Unsere Festbeleuchtung aus Nebel- und Aufblendlicht strahlt ruhig ins Nichts aus Schnee, der Scheibenwischer wappt weiter. Wir stehen, rien ne va plus, wir stehen auf einem türkischen Eselsweg mitten im Gebirge, 20 Kilometer hinter dem letzten Dorf, und wir stehen quer über dem Weg, schöner Mist. Kurze Situationsanalyse, ich glaube zu sehen, dass Gudrun am liebsten weinen würde, aber sie bleibt ruhig. Schlafen gehen scheidet irgendwie aus, so lange wir da hängen, müssen die Lichter an sein, und wir müssen warten und warnen, vor uns ist auch noch eine Kurve, zum Glück werden die, die da runter kommen in dem Moment sehr langsam sein. Aber noch kommt keiner. Schuhwechsel. Ich ziehe mir die hohen Wanderschuhe an und springe in den Schnee. Unser Motorradträger endet ca. zwanzig Zentimeter vor den Felsen. Gar nicht gut.
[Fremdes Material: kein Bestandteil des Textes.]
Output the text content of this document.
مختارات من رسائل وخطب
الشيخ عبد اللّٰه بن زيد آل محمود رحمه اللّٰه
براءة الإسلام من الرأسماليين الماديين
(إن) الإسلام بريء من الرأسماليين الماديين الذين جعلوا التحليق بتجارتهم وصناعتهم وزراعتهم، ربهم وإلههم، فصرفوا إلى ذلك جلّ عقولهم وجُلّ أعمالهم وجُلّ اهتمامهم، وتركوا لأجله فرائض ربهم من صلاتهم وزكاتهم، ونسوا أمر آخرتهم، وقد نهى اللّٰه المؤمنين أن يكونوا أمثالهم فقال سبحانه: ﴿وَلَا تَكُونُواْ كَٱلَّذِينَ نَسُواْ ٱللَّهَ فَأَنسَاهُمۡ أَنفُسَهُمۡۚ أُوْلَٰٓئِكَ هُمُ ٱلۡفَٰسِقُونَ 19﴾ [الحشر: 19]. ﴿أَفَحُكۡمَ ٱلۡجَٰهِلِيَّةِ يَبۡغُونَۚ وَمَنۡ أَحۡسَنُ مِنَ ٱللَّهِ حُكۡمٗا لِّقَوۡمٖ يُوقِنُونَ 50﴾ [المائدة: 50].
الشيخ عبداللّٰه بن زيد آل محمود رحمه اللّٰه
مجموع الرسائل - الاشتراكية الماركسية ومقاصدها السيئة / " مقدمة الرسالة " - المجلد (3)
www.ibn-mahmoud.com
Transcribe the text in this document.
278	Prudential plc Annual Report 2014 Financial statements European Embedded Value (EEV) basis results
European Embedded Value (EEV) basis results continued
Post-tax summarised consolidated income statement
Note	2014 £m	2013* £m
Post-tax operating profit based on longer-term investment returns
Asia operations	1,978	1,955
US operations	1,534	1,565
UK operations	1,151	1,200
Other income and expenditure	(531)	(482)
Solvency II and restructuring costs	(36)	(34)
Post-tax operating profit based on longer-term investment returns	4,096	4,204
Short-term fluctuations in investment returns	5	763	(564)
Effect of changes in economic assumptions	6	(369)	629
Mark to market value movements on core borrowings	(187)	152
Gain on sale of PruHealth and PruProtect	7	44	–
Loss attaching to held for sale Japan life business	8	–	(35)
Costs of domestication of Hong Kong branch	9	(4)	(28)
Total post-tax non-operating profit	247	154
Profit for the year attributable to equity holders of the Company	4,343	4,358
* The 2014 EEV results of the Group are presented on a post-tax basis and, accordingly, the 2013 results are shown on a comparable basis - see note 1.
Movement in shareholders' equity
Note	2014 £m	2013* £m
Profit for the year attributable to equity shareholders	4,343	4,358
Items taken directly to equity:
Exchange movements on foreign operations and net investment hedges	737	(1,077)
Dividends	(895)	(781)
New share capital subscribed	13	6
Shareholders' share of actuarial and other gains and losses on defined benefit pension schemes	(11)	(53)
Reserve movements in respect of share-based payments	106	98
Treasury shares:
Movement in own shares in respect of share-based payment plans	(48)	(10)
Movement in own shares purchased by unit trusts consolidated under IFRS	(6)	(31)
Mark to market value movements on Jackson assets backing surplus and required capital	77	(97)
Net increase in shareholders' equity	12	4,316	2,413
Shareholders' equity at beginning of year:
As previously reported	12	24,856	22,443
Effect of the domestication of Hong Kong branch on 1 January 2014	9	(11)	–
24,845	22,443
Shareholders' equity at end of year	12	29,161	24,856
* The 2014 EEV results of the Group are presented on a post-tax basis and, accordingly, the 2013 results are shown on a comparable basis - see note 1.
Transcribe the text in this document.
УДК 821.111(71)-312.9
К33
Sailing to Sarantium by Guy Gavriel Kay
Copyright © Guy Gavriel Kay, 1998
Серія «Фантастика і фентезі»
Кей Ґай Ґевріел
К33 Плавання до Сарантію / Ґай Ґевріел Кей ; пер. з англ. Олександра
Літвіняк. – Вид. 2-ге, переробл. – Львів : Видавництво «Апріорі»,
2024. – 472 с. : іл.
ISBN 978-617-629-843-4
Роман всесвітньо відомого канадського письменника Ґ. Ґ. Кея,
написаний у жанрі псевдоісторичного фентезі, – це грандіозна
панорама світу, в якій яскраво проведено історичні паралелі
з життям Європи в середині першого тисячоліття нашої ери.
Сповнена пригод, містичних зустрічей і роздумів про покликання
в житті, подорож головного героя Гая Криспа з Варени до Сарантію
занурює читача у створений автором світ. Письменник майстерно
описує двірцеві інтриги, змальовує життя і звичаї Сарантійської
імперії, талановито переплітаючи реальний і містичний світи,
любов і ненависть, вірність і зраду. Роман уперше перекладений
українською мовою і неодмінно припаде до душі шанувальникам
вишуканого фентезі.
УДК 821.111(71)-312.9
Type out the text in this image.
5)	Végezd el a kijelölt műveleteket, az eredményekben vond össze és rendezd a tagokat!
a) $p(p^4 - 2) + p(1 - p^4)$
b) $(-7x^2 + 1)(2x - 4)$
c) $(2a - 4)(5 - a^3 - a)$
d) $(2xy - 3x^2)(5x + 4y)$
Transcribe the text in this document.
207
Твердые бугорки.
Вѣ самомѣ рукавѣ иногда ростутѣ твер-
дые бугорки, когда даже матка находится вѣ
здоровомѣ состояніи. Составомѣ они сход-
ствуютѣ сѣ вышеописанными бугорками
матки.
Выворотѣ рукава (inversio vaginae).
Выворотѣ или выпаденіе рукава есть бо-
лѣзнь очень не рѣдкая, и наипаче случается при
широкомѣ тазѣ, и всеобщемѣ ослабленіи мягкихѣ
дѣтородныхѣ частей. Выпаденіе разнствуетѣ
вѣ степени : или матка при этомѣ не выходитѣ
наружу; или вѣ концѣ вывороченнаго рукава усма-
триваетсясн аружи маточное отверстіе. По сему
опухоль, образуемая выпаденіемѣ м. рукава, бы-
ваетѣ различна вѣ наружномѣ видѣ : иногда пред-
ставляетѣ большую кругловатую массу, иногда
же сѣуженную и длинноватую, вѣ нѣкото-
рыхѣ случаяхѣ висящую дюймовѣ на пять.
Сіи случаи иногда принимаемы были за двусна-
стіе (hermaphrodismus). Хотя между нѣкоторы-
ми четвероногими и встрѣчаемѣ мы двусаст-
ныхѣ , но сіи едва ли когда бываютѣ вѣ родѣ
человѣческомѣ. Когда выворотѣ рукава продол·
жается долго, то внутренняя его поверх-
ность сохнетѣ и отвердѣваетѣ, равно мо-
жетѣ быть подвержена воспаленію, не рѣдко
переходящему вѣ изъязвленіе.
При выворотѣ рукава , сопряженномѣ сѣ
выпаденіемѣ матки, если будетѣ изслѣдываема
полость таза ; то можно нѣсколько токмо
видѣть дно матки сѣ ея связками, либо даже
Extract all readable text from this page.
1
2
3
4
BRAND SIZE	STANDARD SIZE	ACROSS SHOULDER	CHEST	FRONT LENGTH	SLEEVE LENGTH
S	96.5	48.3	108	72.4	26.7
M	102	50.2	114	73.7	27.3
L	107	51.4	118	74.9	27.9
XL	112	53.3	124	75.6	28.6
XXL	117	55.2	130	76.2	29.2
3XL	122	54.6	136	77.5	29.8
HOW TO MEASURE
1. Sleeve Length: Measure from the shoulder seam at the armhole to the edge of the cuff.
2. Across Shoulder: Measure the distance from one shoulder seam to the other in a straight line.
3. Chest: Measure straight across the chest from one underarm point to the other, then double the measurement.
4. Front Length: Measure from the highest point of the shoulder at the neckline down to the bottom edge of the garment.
Wir überlegen. 500 Meter vorher hatte ich eine Art Ausbuchtung gesehen, die vielleicht gerade gross genug war um den Eumel halbwegs sicher zu stellen, wenn wir irgendwie dahin kämen... Wir könnten im Schleichgang rückwärts fahren bis dahin, aber zuerst müssen wir aus der Schräglage raus. Draussen schneit es unermüdlich weiter. Ich steige nochmal aus, laufe um den Wagen, sehe die Rutschflächen, die die Hinterräder erzeugt haben. Ein Bild ist mir in Erinnerung geblieben: Auf einmal sehe ich ein Vögelchen, ein Spatz, der in unserem Scheinwerferlich hin und her tanzt...irgendwie komisch. Ich bin ja nicht besonders abergläubisch, aber an diesem Abend habe ich vielleicht unseren Schutzengel gesehen...
Wir müssen irgendwie wieder gerade kommen um dann rückwärts fahren zu können und ich sage Gudrun, dass ich es versuchen will, mit Differenzialsperre ein, zwei Meter nach vorn, gerade ziehen und dann ganz langsam im Rückwärtsgang bis zur Ausbuchtung. Weiter denken wir nicht mehr. Wenn es schiefgeht und wir nochmal nach hinten rutschen ist der Motoradträger Knautsch, ohne Frage. Ich lege den Schalter um, Gang rein, Gas, Kupplung - und wir springen tatsächlich ein gutes Stück nach vorn. Gudrun lässt auf ihrer Seite den Abgrund nicht aus den Augen. Der erste Teil ist geschafft. Dann die Korrektur der Längsachse, das hatte ich mir einfacher vorgestellt, immer wieder lasse ich die Bremse kommen, die Vorderräder sind eingeschlagen, aber der Wagen folgt dem Einschlag kaum. Wir schaffen es gerade so. Der Eumel steht jetzt knapp an den Felsen auf der Gegenfahrbahn, aber er steht gerade.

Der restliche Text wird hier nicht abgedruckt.